Manager, IT Risk & Compliance

Summary

The Manager of IT Risk & Compliance is a strategic leader within the Global IT Security organization, responsible for driving the enterprise Governance, Risk, and Compliance (GRC) program. This role ensures that information systems align with global security strategies, regulatory requirements, and the IT roadmap.
Acting as a key liaison between IT Security and business stakeholders, the Manager leads proactive, data-driven cybersecurity initiatives that strengthen enterprise resilience, reduce risk exposure, and support secure business growth.

Detailed Description

Performs tasks such as, but not limited to, the following:

Regulatory & Compliance Leadership
 Lead enterprise-wide governance for frameworks and regulations including NIST 800-171, DFARS, and CMMC, ensuring consistent implementation and ongoing compliance.

CMMC Program Execution
 Drive organizational readiness and successful execution of CMMC Level 2 assessments across Aerospace & Defense (A&D) sites.

Audit & Assurance Management
 Oversee the full lifecycle of internal and external IT audits, including preparation, stakeholder coordination, and timely remediation of findings.

GRC Program Management
 Implement and manage the enterprise GRC platform to centralize compliance tracking, POA&M management, and risk reporting.

Identity & Access Governance
 Define and enforce access control standards, including compliance with complex global requirements such as ITAR and EAR.

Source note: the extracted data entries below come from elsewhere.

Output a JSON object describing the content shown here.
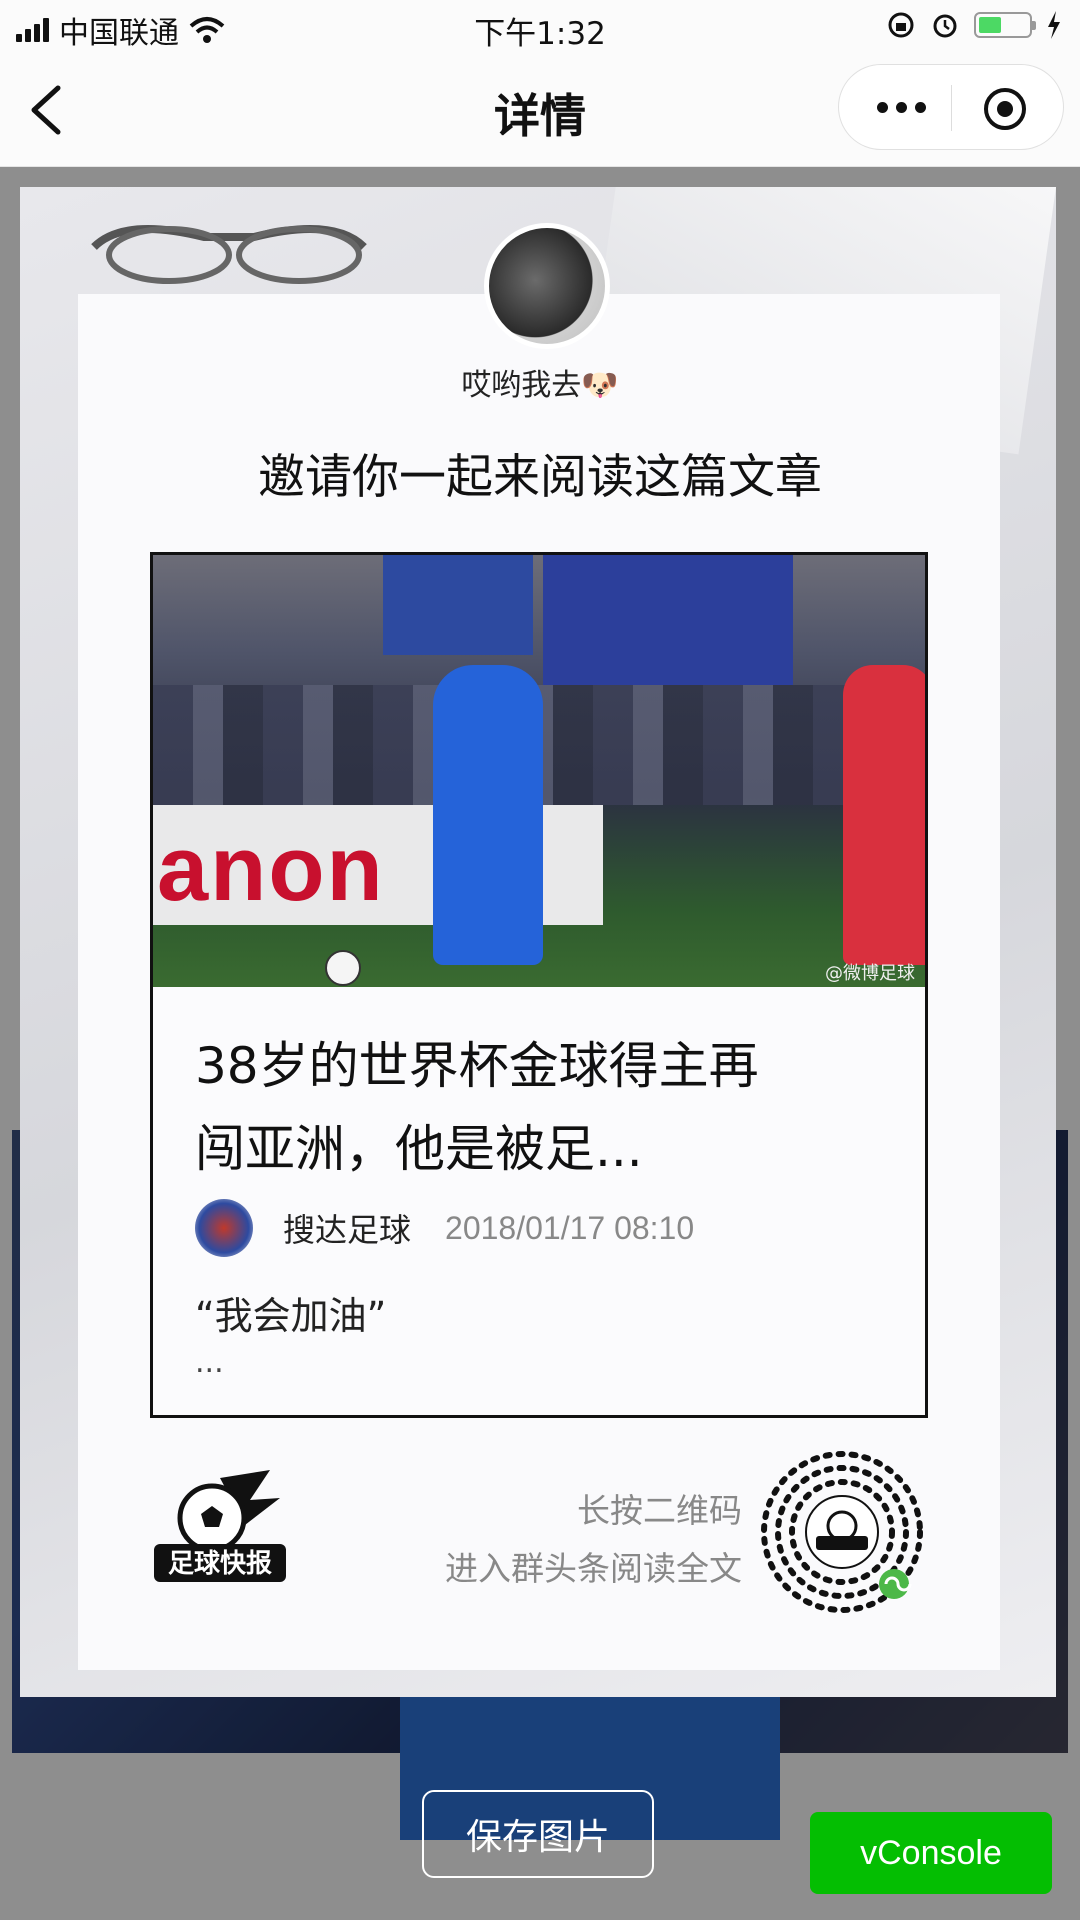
{
  "status_bar": {
    "carrier": "中国联通",
    "time": "下午1:32"
  },
  "nav": {
    "title": "详情"
  },
  "poster": {
    "username": "哎哟我去🐶",
    "invite_text": "邀请你一起来阅读这篇文章",
    "article": {
      "title_line1": "38岁的世界杯金球得主再",
      "title_line2": "闯亚洲，他是被足...",
      "author": "搜达足球",
      "timestamp": "2018/01/17 08:10",
      "excerpt": "“我会加油”",
      "ellipsis": "...",
      "photo_banner_text": "anon",
      "photo_watermark": "@微博足球"
    },
    "brand_logo_text": "足球快报",
    "qr_hint_line1": "长按二维码",
    "qr_hint_line2": "进入群头条阅读全文"
  },
  "actions": {
    "save_label": "保存图片",
    "vconsole_label": "vConsole"
  },
  "colors": {
    "vconsole_green": "#04be02",
    "battery_green": "#4cd964",
    "canon_red": "#c8102e"
  }
}
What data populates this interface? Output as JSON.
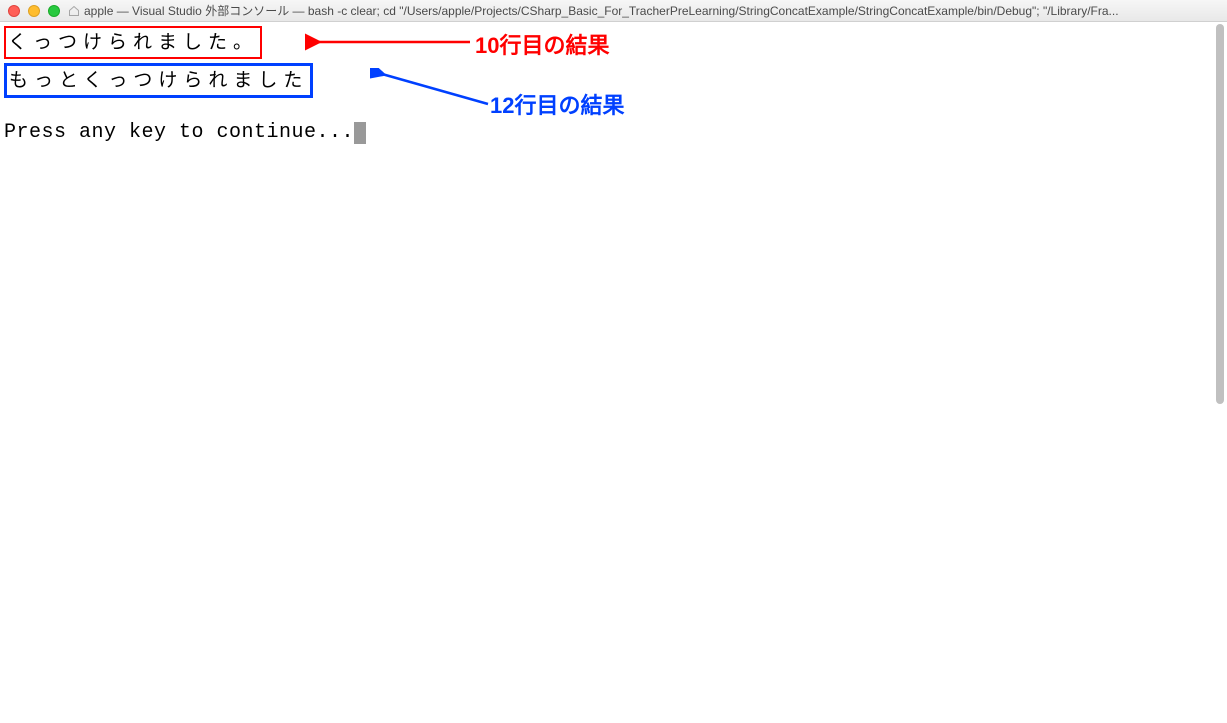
{
  "titlebar": {
    "title": "apple — Visual Studio 外部コンソール — bash -c clear; cd \"/Users/apple/Projects/CSharp_Basic_For_TracherPreLearning/StringConcatExample/StringConcatExample/bin/Debug\"; \"/Library/Fra..."
  },
  "console": {
    "line1": "くっつけられました。",
    "line2": "もっとくっつけられました",
    "prompt": "Press any key to continue..."
  },
  "annotations": {
    "red": "10行目の結果",
    "blue": "12行目の結果"
  },
  "colors": {
    "red_box": "#ff0000",
    "blue_box": "#0040ff"
  }
}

Security Documentation & Standards
 Direct the development and maintenance of System Security Plans (SSPs) and supporting security documentation.

Risk Identification & Mitigation
 Partner with site-level IT teams to identify vulnerabilities and embed security controls into business processes.

Program & Project Leadership
 Lead cross-functional security and compliance initiatives, managing scope, timelines, resources, and executive reporting.

 

Knowledge/Skills/Competencies

• Strong understanding of IT security frameworks and standards (e.g., NIST, ISO/IEC 27001, COBIT, ITIL)
• Expertise in regulatory requirements including CMMC, DFARS, SOX, HIPAA, PCI DSS, and global compliance standards
• Ability to translate complex security and risk concepts for both technical and non-technical audiences
• Proven experience in risk management, internal controls, and audit processes
• Strong project and program management capabilities
• Advanced analytical and problem-solving skills
• Effective communication, collaboration, and stakeholder management skills
• Experience with enterprise GRC tools and platforms
• Solid understanding of change management processes

Typical Experience

• 5–7+ years of experience in IT Security, Risk Management, or Compliance, preferably in manufacturing or defense environments
• Strong working knowledge of NIST 800-171, CMMC, ITAR, and GDPR
• Demonstrated ability to manage multiple complex initiatives in regulated environments

Preferred Certifications:

• CMMC Certified Professional (CCP) (highly preferred)
• CMMC Certified Assessor (CCA)
• CISSP, CISA, ISO/IEC 27001 Lead Auditor, or PMP

Typical Education

Bachelor’s degree in Computer Science, Information Technology, Cybersecurity, or a related field.

Salary

The stated range includes Base Salary and target Short-Term Incentive (STI) compensation only. A comprehensive benefits package is offered in addition to this range.

The range described in this posting is an estimate by the Company, and may change based on several factors, including but not limited to a change in the duties covered by the job posting, or the credentials, experience or geographic jurisdiction of the successful candidate.

Salary Range: $107,000 - 147,000 USD

Physical Demands

Duties of this position are performed in a normal office environment.
Duties may require extended periods of sitting and sustained visual concentration on a computer monitor or on numbers and other detailed data. Repetitive manual movements (e.g., data entry, using a computer mouse, using a calculator, etc.) are frequently required.

Notes

This job description is not intended to be an exhaustive list of all duties and responsibilities of the position. Employees are held accountable for all duties of the job. Job duties and the % of time identified for any function are subject to change at any time.